En el emocionante mundo del fútbol, hay victorias que dejan huella, y este sábado, el RCD Mallorca logró una de esas hazañas al derrotar al Real Madrid. No solo se trataba de sumar tres puntos; era un desafío monumental enfrentarse a un gigante que luchaba por la Liga. El ambiente en Son Moix estaba cargado de energía, y los aficionados sabían que su equipo saldría a darlo todo.
Caminos cruzados
Toni Ruiz lo captó perfectamente: Arbeloa llegó con 714 alarmas activadas antes del encuentro. Sin embargo, sus decisiones tácticas dejaron mucho que desear. Prescindió de jugadores clave como Vinicius y Bellingham, pensando que el triunfo caería por inercia. Pero ahí estaba Leo Román, un portero excepcional que mostró una actuación digna de un héroe.
Por otro lado, Martín Demichelis no se dejó intimidar. La ausencia de Raíllo le ofreció dos caminos: optar por David López o reinventar su defensa. Eligió la segunda opción con valentía, alineando a Sergi Darder y otros talentos para formar una media espectacular.

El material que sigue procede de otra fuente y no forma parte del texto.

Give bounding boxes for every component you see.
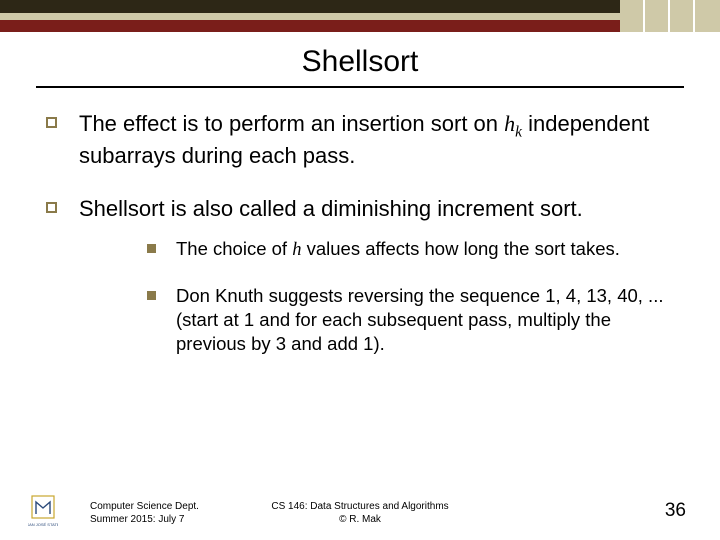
- bullet-level1: The effect is to perform an insertion so…: [46, 110, 680, 169]
- header-band: [0, 0, 720, 34]
- sub-bullet-text: Don Knuth suggests reversing the sequenc…: [176, 284, 680, 356]
- open-square-bullet-icon: [46, 117, 57, 128]
- footer-center: CS 146: Data Structures and Algorithms ©…: [0, 501, 720, 526]
- bullet-level1: Shellsort is also called a diminishing i…: [46, 195, 680, 378]
- band-light: [0, 13, 720, 20]
- page-number: 36: [665, 500, 686, 522]
- band-caps: [620, 0, 720, 34]
- open-square-bullet-icon: [46, 202, 57, 213]
- filled-square-bullet-icon: [147, 244, 156, 253]
- bullet-level2: Don Knuth suggests reversing the sequenc…: [147, 284, 680, 356]
- band-dark: [0, 0, 720, 13]
- title-underline: [36, 86, 684, 88]
- filled-square-bullet-icon: [147, 291, 156, 300]
- bullet-text: The effect is to perform an insertion so…: [79, 110, 680, 169]
- bullet-level2: The choice of h values affects how long …: [147, 237, 680, 262]
- footer: SAN JOSÉ STATE Computer Science Dept. Su…: [0, 488, 720, 530]
- bullet-text: Shellsort is also called a diminishing i…: [79, 195, 680, 378]
- slide-title: Shellsort: [0, 45, 720, 79]
- band-red: [0, 20, 720, 32]
- sub-bullet-list: The choice of h values affects how long …: [147, 237, 680, 356]
- content-area: The effect is to perform an insertion so…: [46, 110, 680, 404]
- sub-bullet-text: The choice of h values affects how long …: [176, 237, 620, 262]
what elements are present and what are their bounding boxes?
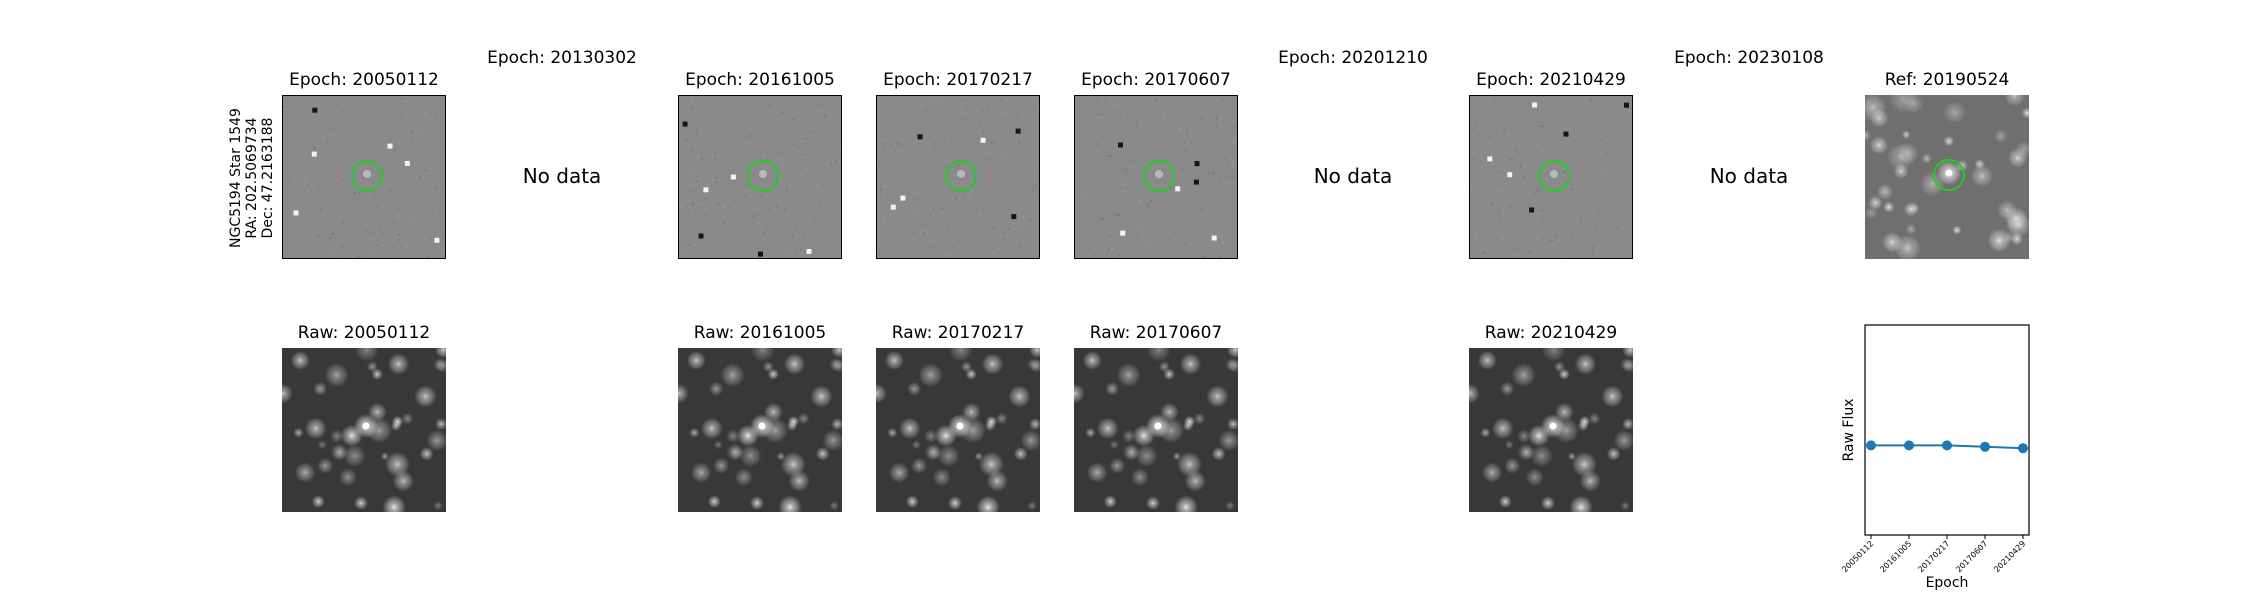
target-label: NGC5194 Star 1549 RA: 202.5069734 Dec: 4… [228, 108, 276, 248]
flux-chart: 20050112 20161005 20170217 20170607 20210429… [1840, 324, 2030, 591]
raw-image-panel [1469, 348, 1633, 512]
epoch-title: Epoch: 20170217 [883, 70, 1033, 90]
flux-point [1904, 440, 1914, 451]
chart-axes-frame [1864, 324, 2030, 536]
diff-image [679, 96, 841, 258]
reference-image-panel [1865, 95, 2029, 259]
raw-image [876, 348, 1040, 512]
flux-point [1980, 441, 1990, 452]
raw-title: Raw: 20170217 [891, 323, 1025, 343]
x-tick-label: 20161005 [1878, 539, 1913, 574]
reference-title: Ref: 20190524 [1884, 70, 2010, 90]
diff-image [283, 96, 445, 258]
flux-point [2018, 443, 2028, 454]
x-axis-label: Epoch [1926, 575, 1969, 591]
no-data-label: No data [1313, 164, 1393, 188]
reference-image [1865, 95, 2029, 259]
x-tick-label: 20170217 [1916, 539, 1951, 574]
raw-image [1074, 348, 1238, 512]
raw-image-panel [1074, 348, 1238, 512]
raw-image-panel [678, 348, 842, 512]
flux-point [1942, 440, 1952, 451]
epoch-title: Epoch: 20161005 [685, 70, 835, 90]
raw-image-panel [282, 348, 446, 512]
raw-image [678, 348, 842, 512]
diff-image-panel [1469, 95, 1633, 259]
epoch-title: Epoch: 20130302 [487, 48, 637, 68]
diff-image-panel [678, 95, 842, 259]
y-axis-label: Raw Flux [1841, 399, 1857, 462]
raw-title: Raw: 20161005 [693, 323, 827, 343]
epoch-title: Epoch: 20210429 [1476, 70, 1626, 90]
no-data-label: No data [1709, 164, 1789, 188]
diff-image [877, 96, 1039, 258]
raw-title: Raw: 20050112 [297, 323, 431, 343]
target-ra: RA: 202.5069734 [244, 117, 260, 239]
flux-point [1866, 440, 1876, 451]
diff-image-panel [1074, 95, 1238, 259]
epoch-title: Epoch: 20050112 [289, 70, 439, 90]
epoch-title: Epoch: 20201210 [1278, 48, 1428, 68]
raw-image [282, 348, 446, 512]
epoch-title: Epoch: 20170607 [1081, 70, 1231, 90]
diff-image-panel [876, 95, 1040, 259]
diff-image [1075, 96, 1237, 258]
raw-title: Raw: 20210429 [1484, 323, 1618, 343]
diff-image [1470, 96, 1632, 258]
target-name: NGC5194 Star 1549 [228, 108, 244, 248]
raw-image-panel [876, 348, 1040, 512]
x-tick-label: 20050112 [1840, 539, 1875, 574]
no-data-label: No data [522, 164, 602, 188]
target-dec: Dec: 47.2163188 [260, 117, 276, 239]
diff-image-panel [282, 95, 446, 259]
epoch-title: Epoch: 20230108 [1674, 48, 1824, 68]
x-tick-label: 20170607 [1954, 539, 1989, 574]
raw-image [1469, 348, 1633, 512]
raw-title: Raw: 20170607 [1089, 323, 1223, 343]
x-tick-label: 20210429 [1992, 539, 2027, 574]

Y aún tuvo tiempo para sorprender al público con la entrada de Luvumbo, quien aportó desborde y agresividad ofensiva. El mensaje fue claro: el Mallorca no iba a salir a empatar; ¡salía a ganar!

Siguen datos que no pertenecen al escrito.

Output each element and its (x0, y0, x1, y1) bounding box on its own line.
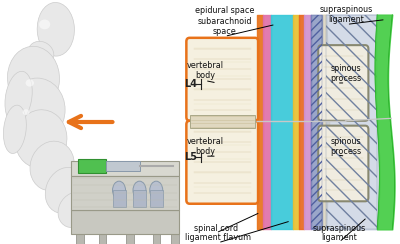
Text: spinal cord: spinal cord (194, 224, 238, 233)
Bar (152, 232, 160, 244)
Ellipse shape (8, 46, 60, 110)
FancyBboxPatch shape (186, 38, 258, 121)
Ellipse shape (133, 181, 146, 200)
Bar (171, 232, 178, 244)
Text: vertebral: vertebral (186, 61, 223, 70)
Bar (112, 190, 126, 207)
Bar (326, 15, 377, 229)
Bar (150, 190, 163, 207)
Text: process: process (330, 74, 361, 82)
Ellipse shape (39, 20, 50, 29)
Bar (106, 161, 140, 171)
Ellipse shape (22, 109, 30, 115)
Text: ligament: ligament (321, 233, 357, 242)
Text: space: space (213, 27, 236, 36)
Ellipse shape (15, 110, 67, 168)
Text: body: body (195, 71, 215, 80)
Ellipse shape (45, 167, 85, 213)
Text: spinous: spinous (330, 64, 361, 73)
Text: L4: L4 (184, 79, 197, 89)
Text: process: process (330, 147, 361, 156)
Text: L5: L5 (184, 152, 197, 162)
Ellipse shape (28, 41, 54, 66)
FancyBboxPatch shape (318, 126, 368, 201)
Text: ligament flavum: ligament flavum (185, 234, 251, 242)
FancyBboxPatch shape (186, 121, 258, 204)
Bar (76, 232, 84, 244)
Bar (98, 232, 106, 244)
Text: epidural space: epidural space (195, 7, 254, 15)
Bar (126, 232, 134, 244)
Ellipse shape (9, 78, 65, 142)
Bar (311, 15, 322, 229)
Text: supraspinous: supraspinous (312, 224, 366, 233)
Bar (71, 176, 178, 210)
Bar (133, 190, 146, 207)
Bar (78, 159, 106, 173)
Ellipse shape (30, 141, 74, 191)
Text: spinous: spinous (330, 137, 361, 146)
Text: body: body (195, 147, 215, 156)
Bar (71, 161, 178, 176)
Ellipse shape (112, 181, 126, 200)
Ellipse shape (5, 71, 32, 124)
Ellipse shape (58, 192, 91, 228)
Text: supraspinous: supraspinous (320, 5, 373, 14)
Text: vertebral: vertebral (186, 137, 223, 146)
Ellipse shape (26, 79, 34, 87)
FancyBboxPatch shape (318, 45, 368, 121)
Bar (190, 115, 255, 128)
Bar (71, 210, 178, 234)
Ellipse shape (4, 105, 26, 153)
Ellipse shape (37, 2, 74, 56)
Text: subarachnoid: subarachnoid (197, 17, 252, 26)
Text: ligament: ligament (329, 15, 364, 24)
Ellipse shape (150, 181, 163, 200)
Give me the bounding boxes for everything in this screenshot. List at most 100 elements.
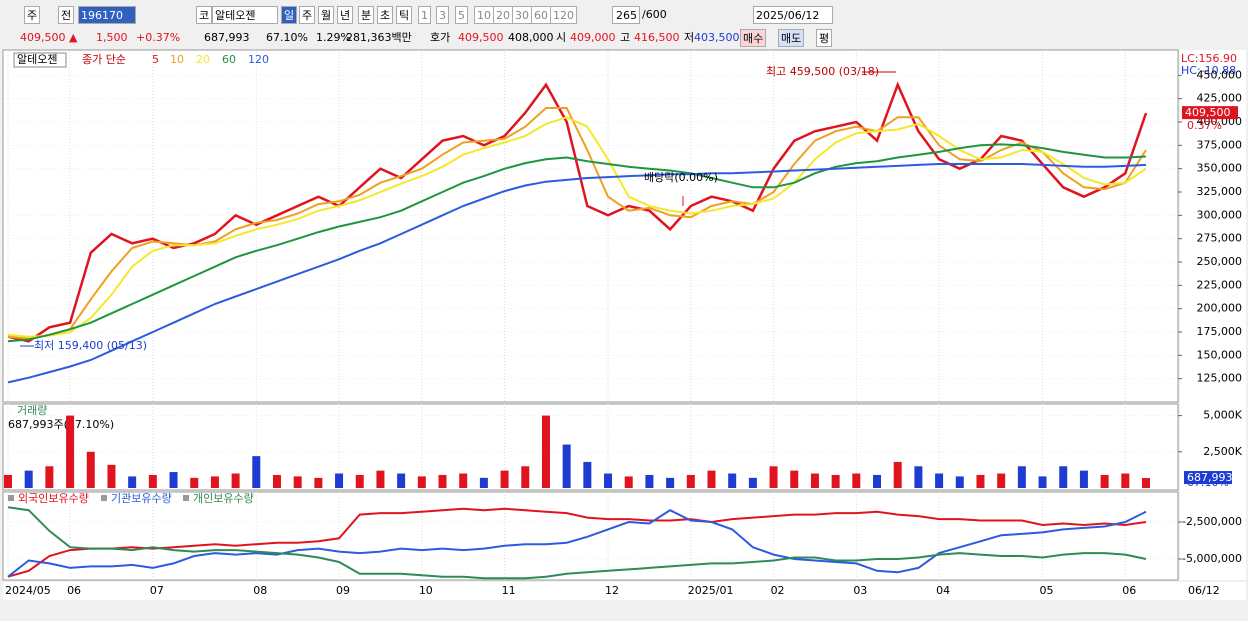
all-select[interactable]: 전 <box>58 6 75 24</box>
y-tick-label: 250,000 <box>1197 255 1243 268</box>
last-volume-label: 687,993 <box>1187 471 1233 484</box>
period-day[interactable]: 일 <box>281 6 298 24</box>
high: 416,500 <box>634 31 680 44</box>
change: 1,500 <box>96 31 128 44</box>
period-second[interactable]: 초 <box>377 6 394 24</box>
volume-bar <box>997 473 1006 488</box>
change-pct: +0.37% <box>136 31 181 44</box>
volume-bar <box>686 474 695 488</box>
volume-bar <box>604 473 613 488</box>
legend-entry: 20 <box>196 53 210 66</box>
period-month[interactable]: 월 <box>318 6 335 24</box>
y-tick-label: 450,000 <box>1197 68 1243 81</box>
x-tick-label: 2024/05 <box>5 584 51 597</box>
legend-entry: 5 <box>152 53 159 66</box>
x-tick-label: 07 <box>150 584 164 597</box>
volume-bar <box>169 472 178 488</box>
open-label: 시 <box>556 31 567 44</box>
date-input[interactable]: 2025/06/12 <box>753 6 833 24</box>
volume-bar <box>893 461 902 488</box>
price-panel <box>2 49 1179 403</box>
volume-bar <box>1079 470 1088 488</box>
volume-bar <box>541 415 550 488</box>
volume-bar <box>728 473 737 488</box>
x-tick-label: 11 <box>502 584 516 597</box>
market-select[interactable]: 주 <box>24 6 41 24</box>
code-input[interactable]: 196170 <box>78 6 136 24</box>
interval[interactable]: 1 <box>418 6 431 24</box>
volume-bar <box>190 477 199 488</box>
y-tick-label: 350,000 <box>1197 162 1243 175</box>
buy-button[interactable]: 매수 <box>740 29 767 47</box>
volume-bar <box>293 476 302 488</box>
x-tick-label: 03 <box>853 584 867 597</box>
interval[interactable]: 120 <box>550 6 577 24</box>
period-minute[interactable]: 분 <box>358 6 375 24</box>
count-input[interactable]: 265 <box>612 6 640 24</box>
volume-bar <box>1038 476 1047 488</box>
legend-swatch <box>8 495 14 501</box>
volume-bar <box>852 473 861 488</box>
period-week[interactable]: 주 <box>299 6 316 24</box>
volume-title: 거래량 <box>17 404 47 417</box>
low: 403,500 <box>694 31 740 44</box>
series-line <box>7 81 1148 343</box>
volume-bar <box>376 470 385 488</box>
y-tick-label: -5,000,000 <box>1182 552 1242 565</box>
interval[interactable]: 3 <box>436 6 449 24</box>
legend-entry: 기관보유수량 <box>111 492 172 505</box>
price: 409,500 ▲ <box>20 31 78 44</box>
y-tick-label: 300,000 <box>1197 208 1243 221</box>
last-change-label: 0.37% <box>1187 119 1222 132</box>
stock-name: 알테오젠 <box>212 6 278 24</box>
sell-button[interactable]: 매도 <box>778 29 805 47</box>
y-tick-label: 375,000 <box>1197 138 1243 151</box>
series-line <box>7 507 1147 578</box>
volume-bar <box>1017 466 1026 488</box>
volume-ratio: 67.10% <box>266 31 308 44</box>
volume-bar <box>1142 478 1150 488</box>
y-tick-label: 225,000 <box>1197 278 1243 291</box>
last-volume-box <box>1184 471 1232 485</box>
volume-bar <box>748 477 757 488</box>
volume-bar <box>583 461 592 488</box>
x-tick-label: 08 <box>253 584 267 597</box>
interval[interactable]: 5 <box>455 6 468 24</box>
y-tick-label: 325,000 <box>1197 185 1243 198</box>
volume-bar <box>86 451 95 488</box>
volume-bar <box>438 474 447 488</box>
x-tick-label: 06 <box>1122 584 1136 597</box>
volume-bar <box>790 470 799 488</box>
volume-bar <box>355 474 364 488</box>
volume-bar <box>335 473 344 488</box>
low-annotation: 최저 159,400 (05/13) <box>34 339 147 352</box>
count-max: /600 <box>642 8 667 21</box>
x-tick-label: 12 <box>605 584 619 597</box>
market-badge: 코 <box>196 6 213 24</box>
amount: 281,363백만 <box>346 31 412 44</box>
volume-bar <box>314 477 323 488</box>
interval[interactable]: 10 <box>474 6 494 24</box>
y-tick-label: 125,000 <box>1197 372 1243 385</box>
period-tick[interactable]: 틱 <box>396 6 413 24</box>
avg-button[interactable]: 평 <box>816 29 833 47</box>
volume-bar <box>873 474 882 488</box>
volume-bar <box>562 444 571 488</box>
volume-bar <box>107 464 116 488</box>
dividend-annotation: 배당락(0.00%) <box>644 171 718 184</box>
high-annotation: 최고 459,500 (03/18) <box>766 65 879 78</box>
volume-bar <box>148 474 157 488</box>
volume-bar <box>914 466 923 488</box>
volume-bar <box>831 474 840 488</box>
series-line <box>7 506 1147 580</box>
interval[interactable]: 20 <box>493 6 513 24</box>
volume-bar <box>272 474 281 488</box>
volume-bar <box>66 415 75 488</box>
y-tick-label: 5,000K <box>1203 409 1242 422</box>
volume-bar <box>955 476 964 488</box>
y-tick-label: 200,000 <box>1197 302 1243 315</box>
period-year[interactable]: 년 <box>337 6 354 24</box>
open: 409,000 <box>570 31 616 44</box>
volume-bar <box>1100 474 1109 488</box>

A medida que avanzaba el partido, Son Moix se convirtió en un auténtico hervidero. A pesar del gol inicial de Militao tras un saque de esquina que podría haber hundido la moral del equipo local, los rojillos no se dieron por vencidos. La decisión arriesgada de Demichelis retirando centrocampistas para meter más delanteros podría parecer locura en papel, pero fue esa osadía la que llevó al Mallorca a conseguir lo impensable.
Finalmente llegó el momento soñado: Muriqi encontró el fondo de la red y selló un triunfo épico en casa. Una victoria bien merecida tras una actuación valiente y estratégica donde cada jugador brilló como parte fundamental del engranaje colectivo.